Scientia Professors Stuart Wenham and Martin Green at the ARC Photovoltaics Centre of Excellence at UNSW developed the Pluto technology in close collaboration with Suntech, the world’s largest solar cell manufacturer, with funding from the Australian Solar Institute.
The Pluto technology is based on the UNSW-developed PERL cell, which in 2008 set the world-record for performance with 25 per cent efficiency.
The Pluto cell derivative is more economically viable to produce on a large scale, and recently surpassed the 20 per cent efficiency barrier for converting the sun’s radiation into electricity, setting a new benchmark for low-cost, mass produced silicon solar cells.
The cell features a unique texturing process that improves sunlight absorption, even in conditions of low and indirect light, which enables higher efficiency.
“We recently broke through the 20 per cent target for solar cell efficiency, which many experts thought was impossible and we’ve significantly lowered the costs compared to other technologies,” says Green. “We believe Pluto technology has struck the ideal balance between conversion efficiency and manufacturing costs to create a truly viable alternative for electricity production.”
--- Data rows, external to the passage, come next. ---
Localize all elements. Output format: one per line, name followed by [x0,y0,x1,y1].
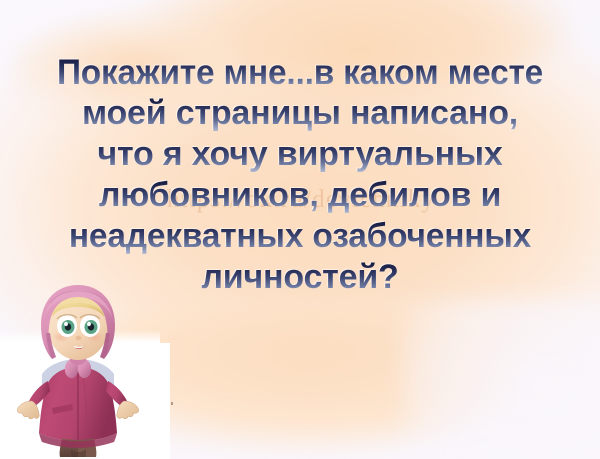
quote-line-2: моей страницы написано, [0,93,600,134]
quote-text-block: Покажите мне...в каком месте моей страни… [0,52,600,298]
meme-image-canvas: https://ok.ru/devichniky Покажите мне...… [0,0,600,459]
masha-character-image [16,281,140,459]
dust-speck [171,402,173,405]
masha-nose [76,336,82,340]
quote-line-3: что я хочу виртуальных [0,134,600,175]
quote-line-5: неадекватных озабоченных [5,216,596,257]
quote-line-4: любовников, дебилов и [0,175,600,216]
quote-line-1: Покажите мне...в каком месте [14,52,587,93]
background-corner-fade [400,299,600,459]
“As we continue to refine the Pluto technology and push up the conversion efficiency, we have no doubt that it will capture an increasing share of the global solar market,” says Professor Wenham, who noted the importance of the partnership with Suntech, which allowed the cell to move beyond a lab-scale device and become a commercial reality.
Dr Richard Corkish, who heads the School of Photovoltaic and Renewable Energy Engineering at UNSW, says Australia is in a unique position to capitalise on its expertise in solar photovoltaics, and could become a type of solar energy ‘Silicon Valley’ for research and development.
“Australia is at the ends of the Earth geographically – so you have to be really special to be at the centre of something from here, and we have that special status,” he says.